The Department of Health is failing to make the most of cost-saving opportunities in its strategy to recruit agency staff into the NHS, a Commons’ select committee has said.
In a report looking at the financial sustainability of NHS bodies, the Public Accounts Committee pointed to the increasing high costs of hiring temporary staff – a £2.6bn spend in 2013-14, compared to £2.1bn in 2012–13.
It said the DH must ensure that hiring temporary workers within the NHS is done using a national framework contract unless clear value-for-money benefits can be demonstrated from local negotiation.
“Some agencies do not participate in the Department of Health’s framework contract, which limits local NHS bodies’ ability to achieve value for money”
Public Accounts Committee
The government must also benchmark the price of agency staff within and outside the national framework, said the committee. Government-approved framework contracts are currently available for trusts to use when purchasing temporary healthcare workers from private companies, but they are not mandatory.
In 2013, one such deal was agreed for the recruitment of agency nurses by the Government Procurement Service, which negotiates savings for the public sector by buying products and services in high volume.
The contract offers temporary nurses work based on “the same or no less favourable” treatment than if they had been directly recruited, according to the government.
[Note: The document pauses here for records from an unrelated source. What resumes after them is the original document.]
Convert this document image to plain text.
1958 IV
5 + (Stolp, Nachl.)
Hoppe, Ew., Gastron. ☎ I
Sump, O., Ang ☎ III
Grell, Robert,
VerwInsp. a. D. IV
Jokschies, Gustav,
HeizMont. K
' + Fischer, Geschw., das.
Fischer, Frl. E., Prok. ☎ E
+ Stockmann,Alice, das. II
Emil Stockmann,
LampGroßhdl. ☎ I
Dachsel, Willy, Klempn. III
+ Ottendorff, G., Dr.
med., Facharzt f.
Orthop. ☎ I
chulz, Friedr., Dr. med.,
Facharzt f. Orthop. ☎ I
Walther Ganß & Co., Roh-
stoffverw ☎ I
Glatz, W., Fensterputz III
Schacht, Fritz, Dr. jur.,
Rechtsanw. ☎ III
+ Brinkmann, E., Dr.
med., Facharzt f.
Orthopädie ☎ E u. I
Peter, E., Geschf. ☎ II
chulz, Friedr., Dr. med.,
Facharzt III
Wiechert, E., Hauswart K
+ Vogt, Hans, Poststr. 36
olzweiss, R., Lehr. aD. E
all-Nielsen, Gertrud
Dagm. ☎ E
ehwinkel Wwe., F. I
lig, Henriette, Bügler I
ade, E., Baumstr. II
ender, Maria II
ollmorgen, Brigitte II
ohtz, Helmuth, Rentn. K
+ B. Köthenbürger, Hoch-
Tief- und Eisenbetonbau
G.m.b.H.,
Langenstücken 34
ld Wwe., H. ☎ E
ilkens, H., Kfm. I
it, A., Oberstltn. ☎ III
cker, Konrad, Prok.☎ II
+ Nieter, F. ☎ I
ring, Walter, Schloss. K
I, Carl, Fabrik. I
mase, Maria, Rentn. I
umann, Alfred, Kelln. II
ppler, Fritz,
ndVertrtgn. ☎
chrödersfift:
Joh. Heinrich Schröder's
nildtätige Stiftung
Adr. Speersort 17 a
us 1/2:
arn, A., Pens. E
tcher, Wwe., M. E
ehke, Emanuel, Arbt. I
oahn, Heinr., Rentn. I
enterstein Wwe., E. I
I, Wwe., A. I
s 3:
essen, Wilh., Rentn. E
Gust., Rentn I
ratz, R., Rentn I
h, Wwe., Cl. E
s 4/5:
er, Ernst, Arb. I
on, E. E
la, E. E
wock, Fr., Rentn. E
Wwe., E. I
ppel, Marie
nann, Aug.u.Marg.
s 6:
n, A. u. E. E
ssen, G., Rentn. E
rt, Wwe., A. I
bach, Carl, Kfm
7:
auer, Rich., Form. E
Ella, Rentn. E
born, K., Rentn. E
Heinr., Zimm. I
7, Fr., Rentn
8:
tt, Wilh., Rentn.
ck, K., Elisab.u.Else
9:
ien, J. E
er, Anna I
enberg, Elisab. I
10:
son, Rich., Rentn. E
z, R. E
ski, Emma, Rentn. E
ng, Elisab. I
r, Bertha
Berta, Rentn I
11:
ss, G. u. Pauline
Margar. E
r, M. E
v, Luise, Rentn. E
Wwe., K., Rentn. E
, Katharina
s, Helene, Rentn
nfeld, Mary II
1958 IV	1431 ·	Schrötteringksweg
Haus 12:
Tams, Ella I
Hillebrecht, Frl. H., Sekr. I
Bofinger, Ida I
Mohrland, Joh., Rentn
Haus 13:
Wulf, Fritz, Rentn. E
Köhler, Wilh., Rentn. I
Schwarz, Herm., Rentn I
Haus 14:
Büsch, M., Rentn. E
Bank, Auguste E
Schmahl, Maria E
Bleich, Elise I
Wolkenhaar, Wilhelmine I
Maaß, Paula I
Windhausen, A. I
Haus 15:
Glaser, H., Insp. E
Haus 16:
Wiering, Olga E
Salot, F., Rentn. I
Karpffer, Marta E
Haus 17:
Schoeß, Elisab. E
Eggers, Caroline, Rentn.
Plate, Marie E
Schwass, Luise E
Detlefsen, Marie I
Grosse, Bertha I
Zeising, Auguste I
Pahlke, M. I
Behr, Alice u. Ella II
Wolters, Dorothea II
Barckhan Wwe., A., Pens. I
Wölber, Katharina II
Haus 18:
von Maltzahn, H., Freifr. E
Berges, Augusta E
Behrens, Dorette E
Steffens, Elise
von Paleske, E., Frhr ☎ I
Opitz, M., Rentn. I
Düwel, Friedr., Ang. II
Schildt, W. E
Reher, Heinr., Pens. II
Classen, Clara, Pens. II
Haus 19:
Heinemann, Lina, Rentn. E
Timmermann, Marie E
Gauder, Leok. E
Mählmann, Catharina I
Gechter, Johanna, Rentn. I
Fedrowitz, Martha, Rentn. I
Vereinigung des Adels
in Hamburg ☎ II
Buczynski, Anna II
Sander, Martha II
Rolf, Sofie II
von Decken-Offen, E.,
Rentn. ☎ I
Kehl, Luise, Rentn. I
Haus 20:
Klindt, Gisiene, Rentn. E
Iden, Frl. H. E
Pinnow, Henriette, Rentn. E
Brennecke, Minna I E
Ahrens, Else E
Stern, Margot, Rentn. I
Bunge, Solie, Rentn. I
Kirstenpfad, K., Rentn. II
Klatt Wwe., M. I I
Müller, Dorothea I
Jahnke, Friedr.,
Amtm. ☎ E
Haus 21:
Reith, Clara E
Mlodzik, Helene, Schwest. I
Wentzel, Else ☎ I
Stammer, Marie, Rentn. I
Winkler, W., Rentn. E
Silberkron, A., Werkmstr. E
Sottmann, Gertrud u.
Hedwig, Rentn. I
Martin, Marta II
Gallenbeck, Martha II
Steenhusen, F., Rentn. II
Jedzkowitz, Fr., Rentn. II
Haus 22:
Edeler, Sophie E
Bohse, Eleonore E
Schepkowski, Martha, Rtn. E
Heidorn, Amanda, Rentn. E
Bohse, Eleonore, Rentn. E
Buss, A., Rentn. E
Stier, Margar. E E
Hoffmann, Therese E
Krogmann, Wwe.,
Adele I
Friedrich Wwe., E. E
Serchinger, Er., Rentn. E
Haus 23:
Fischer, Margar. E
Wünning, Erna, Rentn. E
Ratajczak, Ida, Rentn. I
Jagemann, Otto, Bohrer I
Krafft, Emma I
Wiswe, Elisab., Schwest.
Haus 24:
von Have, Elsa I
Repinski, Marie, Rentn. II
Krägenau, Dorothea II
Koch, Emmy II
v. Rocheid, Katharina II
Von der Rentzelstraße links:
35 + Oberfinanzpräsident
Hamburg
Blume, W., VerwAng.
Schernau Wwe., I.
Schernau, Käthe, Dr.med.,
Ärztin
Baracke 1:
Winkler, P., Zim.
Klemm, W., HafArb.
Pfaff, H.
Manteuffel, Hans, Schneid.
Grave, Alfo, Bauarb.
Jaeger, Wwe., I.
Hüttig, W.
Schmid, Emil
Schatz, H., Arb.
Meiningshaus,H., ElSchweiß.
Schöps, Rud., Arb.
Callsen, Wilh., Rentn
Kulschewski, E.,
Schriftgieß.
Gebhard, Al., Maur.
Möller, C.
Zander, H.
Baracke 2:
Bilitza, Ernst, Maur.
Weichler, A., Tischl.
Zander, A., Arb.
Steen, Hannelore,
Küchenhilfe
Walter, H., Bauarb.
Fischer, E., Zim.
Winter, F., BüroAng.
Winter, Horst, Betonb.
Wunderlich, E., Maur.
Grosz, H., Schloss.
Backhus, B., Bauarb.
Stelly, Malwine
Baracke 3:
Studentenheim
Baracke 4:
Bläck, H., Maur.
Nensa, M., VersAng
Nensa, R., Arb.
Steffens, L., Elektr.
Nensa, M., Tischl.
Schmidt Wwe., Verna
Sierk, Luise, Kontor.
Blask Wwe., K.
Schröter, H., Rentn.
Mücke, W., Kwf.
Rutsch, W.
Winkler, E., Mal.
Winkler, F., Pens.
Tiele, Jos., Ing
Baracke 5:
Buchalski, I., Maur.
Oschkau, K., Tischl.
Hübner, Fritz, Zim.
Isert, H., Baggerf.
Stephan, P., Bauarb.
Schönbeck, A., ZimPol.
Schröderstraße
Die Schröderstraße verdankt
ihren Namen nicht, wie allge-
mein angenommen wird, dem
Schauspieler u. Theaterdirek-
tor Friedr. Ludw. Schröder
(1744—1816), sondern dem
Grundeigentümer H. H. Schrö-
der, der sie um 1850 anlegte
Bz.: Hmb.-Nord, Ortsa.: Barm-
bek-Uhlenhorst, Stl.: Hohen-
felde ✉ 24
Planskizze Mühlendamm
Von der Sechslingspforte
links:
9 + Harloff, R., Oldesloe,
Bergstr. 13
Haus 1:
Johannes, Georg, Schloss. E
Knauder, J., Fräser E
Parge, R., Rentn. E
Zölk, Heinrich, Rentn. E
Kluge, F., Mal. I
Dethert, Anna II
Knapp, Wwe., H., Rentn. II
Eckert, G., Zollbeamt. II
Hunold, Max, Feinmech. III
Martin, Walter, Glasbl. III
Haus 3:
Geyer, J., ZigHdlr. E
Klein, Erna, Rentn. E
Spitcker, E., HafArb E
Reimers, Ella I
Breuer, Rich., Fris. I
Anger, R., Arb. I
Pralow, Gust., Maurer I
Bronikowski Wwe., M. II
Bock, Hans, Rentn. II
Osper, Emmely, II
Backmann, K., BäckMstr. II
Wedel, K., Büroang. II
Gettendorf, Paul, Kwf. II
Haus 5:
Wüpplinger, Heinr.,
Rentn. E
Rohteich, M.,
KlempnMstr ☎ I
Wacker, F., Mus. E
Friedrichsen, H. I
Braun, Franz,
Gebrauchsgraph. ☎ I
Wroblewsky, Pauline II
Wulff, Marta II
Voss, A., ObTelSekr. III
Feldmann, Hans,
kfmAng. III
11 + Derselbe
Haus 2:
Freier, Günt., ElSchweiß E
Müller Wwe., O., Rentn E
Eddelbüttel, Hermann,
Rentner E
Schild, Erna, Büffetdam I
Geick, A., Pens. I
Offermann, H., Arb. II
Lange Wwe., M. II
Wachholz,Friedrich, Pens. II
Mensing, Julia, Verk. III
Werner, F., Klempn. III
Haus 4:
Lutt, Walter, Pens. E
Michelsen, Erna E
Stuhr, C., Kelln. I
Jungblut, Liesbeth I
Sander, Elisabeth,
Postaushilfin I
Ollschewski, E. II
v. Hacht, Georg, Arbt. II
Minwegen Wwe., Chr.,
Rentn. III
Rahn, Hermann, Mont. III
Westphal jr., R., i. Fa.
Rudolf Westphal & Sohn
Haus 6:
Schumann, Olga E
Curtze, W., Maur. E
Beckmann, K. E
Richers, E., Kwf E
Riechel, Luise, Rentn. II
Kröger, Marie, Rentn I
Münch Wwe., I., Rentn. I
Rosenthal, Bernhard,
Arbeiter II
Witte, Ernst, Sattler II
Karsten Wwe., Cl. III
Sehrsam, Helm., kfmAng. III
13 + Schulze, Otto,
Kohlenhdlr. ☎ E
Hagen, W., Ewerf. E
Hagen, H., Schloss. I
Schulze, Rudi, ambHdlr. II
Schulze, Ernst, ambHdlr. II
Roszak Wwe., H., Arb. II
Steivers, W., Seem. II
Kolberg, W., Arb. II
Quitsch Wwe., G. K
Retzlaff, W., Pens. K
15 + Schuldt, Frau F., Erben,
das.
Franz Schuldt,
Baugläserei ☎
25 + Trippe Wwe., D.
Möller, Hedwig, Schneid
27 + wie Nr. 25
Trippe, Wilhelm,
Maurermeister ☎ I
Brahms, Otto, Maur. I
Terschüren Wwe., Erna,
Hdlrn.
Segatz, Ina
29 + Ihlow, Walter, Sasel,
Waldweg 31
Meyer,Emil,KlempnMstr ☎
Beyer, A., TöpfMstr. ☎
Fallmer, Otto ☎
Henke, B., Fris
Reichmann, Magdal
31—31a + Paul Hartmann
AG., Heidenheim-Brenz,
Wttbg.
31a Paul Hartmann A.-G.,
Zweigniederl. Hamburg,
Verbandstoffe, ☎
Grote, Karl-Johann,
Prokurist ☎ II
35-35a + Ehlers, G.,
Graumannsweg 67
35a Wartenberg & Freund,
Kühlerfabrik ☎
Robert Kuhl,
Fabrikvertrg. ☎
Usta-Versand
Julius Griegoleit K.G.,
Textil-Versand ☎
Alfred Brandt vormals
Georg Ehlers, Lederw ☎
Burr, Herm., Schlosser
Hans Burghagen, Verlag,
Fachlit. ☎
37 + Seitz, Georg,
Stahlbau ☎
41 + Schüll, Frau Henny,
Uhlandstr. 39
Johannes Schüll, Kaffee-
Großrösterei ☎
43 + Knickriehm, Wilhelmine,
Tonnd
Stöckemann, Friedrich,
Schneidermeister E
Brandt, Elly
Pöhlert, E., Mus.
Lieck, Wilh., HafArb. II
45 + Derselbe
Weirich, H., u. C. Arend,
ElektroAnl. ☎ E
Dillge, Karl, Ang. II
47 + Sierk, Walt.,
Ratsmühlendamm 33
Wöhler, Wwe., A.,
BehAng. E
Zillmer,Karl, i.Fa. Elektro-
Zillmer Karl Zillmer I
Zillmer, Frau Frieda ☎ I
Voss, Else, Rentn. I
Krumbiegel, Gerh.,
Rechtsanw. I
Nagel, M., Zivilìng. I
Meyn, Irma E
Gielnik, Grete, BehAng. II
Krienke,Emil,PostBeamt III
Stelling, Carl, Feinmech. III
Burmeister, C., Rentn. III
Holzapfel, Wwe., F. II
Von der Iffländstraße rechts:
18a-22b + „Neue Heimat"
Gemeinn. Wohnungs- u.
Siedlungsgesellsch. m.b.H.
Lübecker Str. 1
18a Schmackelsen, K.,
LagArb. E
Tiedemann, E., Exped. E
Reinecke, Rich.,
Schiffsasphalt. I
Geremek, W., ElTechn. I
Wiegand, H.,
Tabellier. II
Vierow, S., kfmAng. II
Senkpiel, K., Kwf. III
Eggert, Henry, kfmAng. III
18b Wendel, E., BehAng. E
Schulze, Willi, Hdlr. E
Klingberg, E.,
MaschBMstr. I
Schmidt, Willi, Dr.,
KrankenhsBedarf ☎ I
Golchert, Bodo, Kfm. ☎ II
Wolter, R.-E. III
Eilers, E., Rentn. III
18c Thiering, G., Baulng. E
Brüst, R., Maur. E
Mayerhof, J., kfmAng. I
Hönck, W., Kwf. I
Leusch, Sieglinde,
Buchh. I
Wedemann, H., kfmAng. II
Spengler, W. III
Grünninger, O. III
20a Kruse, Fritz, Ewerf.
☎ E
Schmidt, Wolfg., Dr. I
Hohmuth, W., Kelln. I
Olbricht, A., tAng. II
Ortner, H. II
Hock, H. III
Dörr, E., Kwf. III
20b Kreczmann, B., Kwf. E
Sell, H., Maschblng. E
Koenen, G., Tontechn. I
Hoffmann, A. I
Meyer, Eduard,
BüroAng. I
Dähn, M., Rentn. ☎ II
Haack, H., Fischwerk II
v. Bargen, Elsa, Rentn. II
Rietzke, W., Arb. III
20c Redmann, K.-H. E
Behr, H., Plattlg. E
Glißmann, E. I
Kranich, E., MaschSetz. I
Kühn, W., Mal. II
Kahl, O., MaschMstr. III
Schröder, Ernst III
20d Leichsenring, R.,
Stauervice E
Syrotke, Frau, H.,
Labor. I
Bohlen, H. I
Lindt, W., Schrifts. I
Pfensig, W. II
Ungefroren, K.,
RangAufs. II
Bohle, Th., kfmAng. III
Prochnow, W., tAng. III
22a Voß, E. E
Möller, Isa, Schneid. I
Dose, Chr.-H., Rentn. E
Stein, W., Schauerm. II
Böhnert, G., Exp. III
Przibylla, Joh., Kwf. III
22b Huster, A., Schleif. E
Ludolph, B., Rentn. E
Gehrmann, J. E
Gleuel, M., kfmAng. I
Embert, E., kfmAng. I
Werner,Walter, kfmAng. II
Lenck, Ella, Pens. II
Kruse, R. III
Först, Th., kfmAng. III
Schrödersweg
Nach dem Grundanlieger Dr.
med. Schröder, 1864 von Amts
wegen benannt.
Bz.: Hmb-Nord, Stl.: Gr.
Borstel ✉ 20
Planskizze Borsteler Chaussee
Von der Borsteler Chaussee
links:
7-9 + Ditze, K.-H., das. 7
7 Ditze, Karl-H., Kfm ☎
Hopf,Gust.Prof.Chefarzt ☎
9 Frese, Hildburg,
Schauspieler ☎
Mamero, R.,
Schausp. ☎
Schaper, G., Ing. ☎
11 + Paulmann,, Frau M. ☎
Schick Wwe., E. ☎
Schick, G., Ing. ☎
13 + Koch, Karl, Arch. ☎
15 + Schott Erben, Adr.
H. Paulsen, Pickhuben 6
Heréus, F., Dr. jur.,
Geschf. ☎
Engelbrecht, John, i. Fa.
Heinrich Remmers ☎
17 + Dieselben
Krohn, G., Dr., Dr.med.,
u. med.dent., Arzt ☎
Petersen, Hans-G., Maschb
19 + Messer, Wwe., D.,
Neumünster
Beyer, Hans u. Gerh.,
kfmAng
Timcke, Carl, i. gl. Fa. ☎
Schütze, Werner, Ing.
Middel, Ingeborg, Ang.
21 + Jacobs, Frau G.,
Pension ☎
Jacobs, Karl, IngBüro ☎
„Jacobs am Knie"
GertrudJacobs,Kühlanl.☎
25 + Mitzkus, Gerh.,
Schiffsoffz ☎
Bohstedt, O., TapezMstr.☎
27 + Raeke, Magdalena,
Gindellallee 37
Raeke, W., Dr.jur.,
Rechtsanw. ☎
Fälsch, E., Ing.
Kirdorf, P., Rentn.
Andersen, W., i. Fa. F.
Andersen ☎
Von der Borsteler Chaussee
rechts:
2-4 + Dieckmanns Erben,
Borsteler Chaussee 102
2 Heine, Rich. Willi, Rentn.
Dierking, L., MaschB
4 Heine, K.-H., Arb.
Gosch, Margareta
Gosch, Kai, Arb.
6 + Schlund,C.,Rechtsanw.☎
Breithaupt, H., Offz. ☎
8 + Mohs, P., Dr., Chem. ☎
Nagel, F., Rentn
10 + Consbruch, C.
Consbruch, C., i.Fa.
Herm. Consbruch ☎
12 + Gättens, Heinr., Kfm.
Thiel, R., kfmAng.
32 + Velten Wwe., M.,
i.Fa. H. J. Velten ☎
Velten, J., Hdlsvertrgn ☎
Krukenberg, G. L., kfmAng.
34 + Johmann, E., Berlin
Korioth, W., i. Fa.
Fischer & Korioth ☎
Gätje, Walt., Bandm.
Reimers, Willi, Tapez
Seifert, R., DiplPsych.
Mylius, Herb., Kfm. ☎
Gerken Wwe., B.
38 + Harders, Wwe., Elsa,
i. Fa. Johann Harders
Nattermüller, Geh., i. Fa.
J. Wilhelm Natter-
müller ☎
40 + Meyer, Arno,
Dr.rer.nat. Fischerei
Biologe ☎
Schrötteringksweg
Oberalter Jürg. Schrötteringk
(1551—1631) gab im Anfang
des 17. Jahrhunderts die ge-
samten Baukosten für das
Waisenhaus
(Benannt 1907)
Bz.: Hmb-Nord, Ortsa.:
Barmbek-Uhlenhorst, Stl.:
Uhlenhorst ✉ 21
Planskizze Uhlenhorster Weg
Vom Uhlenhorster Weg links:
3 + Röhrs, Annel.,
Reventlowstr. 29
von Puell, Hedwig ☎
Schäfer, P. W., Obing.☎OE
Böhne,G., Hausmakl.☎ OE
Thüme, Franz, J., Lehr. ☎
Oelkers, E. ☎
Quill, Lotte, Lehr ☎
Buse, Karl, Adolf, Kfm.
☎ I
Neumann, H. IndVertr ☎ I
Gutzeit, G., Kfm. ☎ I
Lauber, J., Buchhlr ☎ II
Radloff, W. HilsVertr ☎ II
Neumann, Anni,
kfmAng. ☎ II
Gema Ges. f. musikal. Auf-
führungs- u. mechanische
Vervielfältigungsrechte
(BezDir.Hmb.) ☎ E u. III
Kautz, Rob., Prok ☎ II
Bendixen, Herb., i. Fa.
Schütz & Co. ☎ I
“Radical change is needed to the way services are provided and…extra resources are required if the NHS is to become financially sustainable”
Margaret Hodge MP
But the committee report noted that “some agencies do not participate in the Department of Health’s framework contract, which limits local NHS bodies’ ability to achieve value for money when hiring agency staff, particularly those needed to fill high vacancy rates in emergency departments”.
The committee said it had asked the DH for details on its strategy to reduce NHS providers’ costs from hiring temporary staff and was told the government was developing a toolkit to address this issue.
The DH said the toolkit “aimed to predict volume so that providers could ensure they recruit enough employees to meet the numbers needed”.
It added that it was also considering new ways to lower the price of agency staff, through, for example, using its national purchasing power as the main buyer of medical staff from agencies to achieve a better price for workers.
As well as agency spend, the report looked at the overall state of the health service’s finances. It highlighted that the percentage of trusts in deficit increased from 10% in 2012-13 to 26% in 2013-14.
Committee chair Margaret Hodge said that overall the report showed finances had worsened across the NHS in the past two years, highlighting the “fragility” of available resources.
“NHS England, Monitor and the NHS Trust Development Authority recognise that radical change is needed to the way services are provided and that extra resources are required if the NHS is to become financially sustainable,” she said.
“This includes making better use of community and primary care services to reduce pressure on hospitals,” added Ms Hodge.
She called for “significant upfront investment” to implement these changes but acknowledged that the money available for this was being reduced due to the increasing number of trusts in deficit.
Ms Hodge also said that it would be difficult for the NHS to achieve the required savings by using the same approach from recent years, which has included pay freezes.
A Department of Health spokesman said: “Patient safety is top of our agenda, and in the wake of Mid Staffordshire NHS Foundation Trust [inquiry] agency workers have been used to correct historic understaffing, but we are helping the NHS to use its workforce more efficiently and reduce long-term reliance on expensive agency staff.”